Re: log: cemetery - revenant and misha
"You're making that choice, to not be reliable. I ain't sure it makes sense any, having living folks and not being there for them. When they die, will you avenge whatever took them, or do you reckon you'll realize you abandoned them to fill a hole in your own belly?" Misha, he wasn't real impressed, not the longer he talked to this dead-man walking. He shook his head. "It's awful, abandoning the living to do something that ain't even yours to do."
David, he kept on talking 'bout death and dying and reasons, but Misha left it all behind. It wasn't that he couldn't have kept on, but there wasn't nothing he was going to bring that was going to make David see how damn selfish and stupid he was being. "Life's short," was all he said, drawing his hand back, "and you're squandering it for you and all the folks you care for." In the end, and unfortunately so, the life of mortals was a blink, and Misha wished the man sitting on the loam could understand. But he comprehended, and it made him sad as could be, that David wasn't going to see a thing. Even the touch, it hadn't done nothing. "I got as much dark as I do Divine, and so do you. Everyone, living in any capacity, they got both inside them, and you just see one-notes. Even taking my hand, all you see is that it's easy for me. It ain't easy for me, but you ain't listening. I ain't sure you ever began listening," he concluded, and he was 'bout to slip off that gravestone and let it be, but the presence, that damned Holy presence was there, and stronger now.
The skies opened up, bright and blinding, and he wondered brief what David saw. He knew David wouldn't see the man that was suddenly with them as he was: Eyes and fire and nothing lovely. But, Heaven, it liked to remind the whole damned world that man was made in their image, and so the man that was suddenly with them?
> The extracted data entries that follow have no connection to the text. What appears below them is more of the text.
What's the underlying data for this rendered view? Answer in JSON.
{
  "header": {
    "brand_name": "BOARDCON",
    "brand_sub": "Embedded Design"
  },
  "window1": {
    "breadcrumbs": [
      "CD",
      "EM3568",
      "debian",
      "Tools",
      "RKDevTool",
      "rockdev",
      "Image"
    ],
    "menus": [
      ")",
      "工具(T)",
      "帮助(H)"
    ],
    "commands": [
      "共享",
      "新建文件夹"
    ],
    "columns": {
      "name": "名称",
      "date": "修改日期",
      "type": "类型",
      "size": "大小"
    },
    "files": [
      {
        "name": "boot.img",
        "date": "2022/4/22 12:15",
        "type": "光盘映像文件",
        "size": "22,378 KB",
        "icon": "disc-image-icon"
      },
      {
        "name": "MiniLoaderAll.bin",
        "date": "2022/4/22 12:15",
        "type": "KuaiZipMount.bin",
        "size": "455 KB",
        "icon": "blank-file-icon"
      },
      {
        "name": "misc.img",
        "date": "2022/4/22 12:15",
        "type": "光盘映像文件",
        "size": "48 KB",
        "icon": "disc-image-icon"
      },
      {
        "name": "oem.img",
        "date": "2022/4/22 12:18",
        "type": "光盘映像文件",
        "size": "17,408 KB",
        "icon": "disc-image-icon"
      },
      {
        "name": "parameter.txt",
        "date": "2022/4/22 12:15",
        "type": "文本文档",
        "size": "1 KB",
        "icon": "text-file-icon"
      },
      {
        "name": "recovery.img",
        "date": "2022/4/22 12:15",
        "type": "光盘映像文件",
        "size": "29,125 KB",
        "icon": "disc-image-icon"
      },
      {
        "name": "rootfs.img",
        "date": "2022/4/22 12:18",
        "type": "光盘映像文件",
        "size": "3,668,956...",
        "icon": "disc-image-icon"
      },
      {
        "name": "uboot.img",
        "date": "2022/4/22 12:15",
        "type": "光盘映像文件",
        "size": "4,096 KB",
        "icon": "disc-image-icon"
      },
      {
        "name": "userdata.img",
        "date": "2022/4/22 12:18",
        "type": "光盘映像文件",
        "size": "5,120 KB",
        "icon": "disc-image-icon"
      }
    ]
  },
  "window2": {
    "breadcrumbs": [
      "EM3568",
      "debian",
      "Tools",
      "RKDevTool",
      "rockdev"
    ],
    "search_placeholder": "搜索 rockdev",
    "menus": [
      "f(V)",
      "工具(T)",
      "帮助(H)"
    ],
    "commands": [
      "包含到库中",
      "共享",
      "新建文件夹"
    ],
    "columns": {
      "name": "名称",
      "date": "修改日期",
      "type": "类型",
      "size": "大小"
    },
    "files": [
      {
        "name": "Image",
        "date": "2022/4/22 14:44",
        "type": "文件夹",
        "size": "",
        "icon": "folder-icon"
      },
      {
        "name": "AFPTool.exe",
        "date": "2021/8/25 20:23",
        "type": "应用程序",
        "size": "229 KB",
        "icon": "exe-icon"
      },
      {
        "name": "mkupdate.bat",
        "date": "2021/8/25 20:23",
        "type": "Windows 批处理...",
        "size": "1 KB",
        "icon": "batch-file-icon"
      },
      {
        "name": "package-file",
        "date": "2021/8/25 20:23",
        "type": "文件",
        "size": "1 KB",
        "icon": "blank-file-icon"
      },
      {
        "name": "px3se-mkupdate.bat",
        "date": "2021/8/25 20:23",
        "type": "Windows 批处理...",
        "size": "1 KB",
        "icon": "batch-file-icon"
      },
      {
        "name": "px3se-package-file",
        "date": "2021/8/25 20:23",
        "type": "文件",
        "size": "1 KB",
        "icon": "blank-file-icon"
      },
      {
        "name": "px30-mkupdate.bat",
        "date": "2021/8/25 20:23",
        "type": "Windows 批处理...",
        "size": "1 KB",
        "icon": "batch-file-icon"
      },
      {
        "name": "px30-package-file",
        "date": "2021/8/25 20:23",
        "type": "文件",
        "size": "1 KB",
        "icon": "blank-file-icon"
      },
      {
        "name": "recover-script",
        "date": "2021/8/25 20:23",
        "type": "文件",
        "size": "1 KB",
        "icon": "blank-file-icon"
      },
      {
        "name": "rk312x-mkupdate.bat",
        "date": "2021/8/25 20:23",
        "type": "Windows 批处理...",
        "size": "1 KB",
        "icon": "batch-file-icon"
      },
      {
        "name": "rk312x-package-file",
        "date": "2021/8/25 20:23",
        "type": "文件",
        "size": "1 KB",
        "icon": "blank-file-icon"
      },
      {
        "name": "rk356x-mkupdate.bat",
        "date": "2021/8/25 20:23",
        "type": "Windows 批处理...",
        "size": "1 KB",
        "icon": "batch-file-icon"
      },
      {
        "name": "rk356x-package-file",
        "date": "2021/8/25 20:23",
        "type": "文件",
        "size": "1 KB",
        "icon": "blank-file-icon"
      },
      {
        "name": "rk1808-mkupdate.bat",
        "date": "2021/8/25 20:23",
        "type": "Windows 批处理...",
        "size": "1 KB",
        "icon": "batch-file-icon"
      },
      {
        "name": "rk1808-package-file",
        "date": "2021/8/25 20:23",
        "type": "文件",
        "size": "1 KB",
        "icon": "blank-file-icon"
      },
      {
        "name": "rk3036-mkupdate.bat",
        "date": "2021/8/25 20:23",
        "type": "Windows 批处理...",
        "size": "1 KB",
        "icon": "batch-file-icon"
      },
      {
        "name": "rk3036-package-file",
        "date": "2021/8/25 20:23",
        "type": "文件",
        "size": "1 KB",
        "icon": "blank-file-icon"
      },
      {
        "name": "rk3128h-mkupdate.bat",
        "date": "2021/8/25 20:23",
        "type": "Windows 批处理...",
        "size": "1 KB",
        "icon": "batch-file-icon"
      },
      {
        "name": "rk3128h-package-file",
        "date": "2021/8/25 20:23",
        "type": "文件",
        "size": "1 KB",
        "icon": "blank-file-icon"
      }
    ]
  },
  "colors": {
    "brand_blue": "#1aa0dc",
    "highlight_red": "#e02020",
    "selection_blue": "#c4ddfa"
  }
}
He was real tall, chiseled jaw handsomeness in a perfect suit, and Misha never had liked him.
"See?" Said the man, his smile a tooth-glint one, and his long fingers motioning at David. "Why bother? They can't possibly learn." The angel's voice was pure condescension wrapped up in a sort of 1950's charm, and Misha wondered what folks would do if they realized Heaven and Hell were so similar as to be sometimes impossible to tell apart. But the angel in the suit, he was just here to deliver a message, one delivered with a Superman-smile. "If you don't want to be with us, that's fine, but remember you have a task to do. Time's a'wasting," and he tapped his fingers against a shiny-glint Rolex that he wore on his wrist. "We don't make threats, but if We did make threats, then this might just be one." He smiled at David then, the man in the suit, as if he was smiling at a particularly unfortunate looking puppy.
Misha, he didn't bother saying he wasn't fulfilling anything, and he'd learned a real long time ago that Heaven was real concerned with their war. 'Stead, he sat quiet with swinging legs, knowing none of these folks had any power over him. In fact, he could send the suited angel flying with a flick of fingers, should he want to. He sat, and then he hopped off his gravestone as the angel disappeared walking. Walking, like David was going to reckon that meant the suited man was human.
He just sighed then, real heavy, and looked at David. "You don't understand worth a lick," he explained, and he crouched as the cool presence left the cemetery. "Nothing you do is yours. Nothing anyone does is solely theirs. There's influences all 'round and you can't see them. Think 'bout that as you choose your side. You reckon you're battling for good, but you ain't. Battling for good means doing good, it don't mean adding bad to bad, David Park."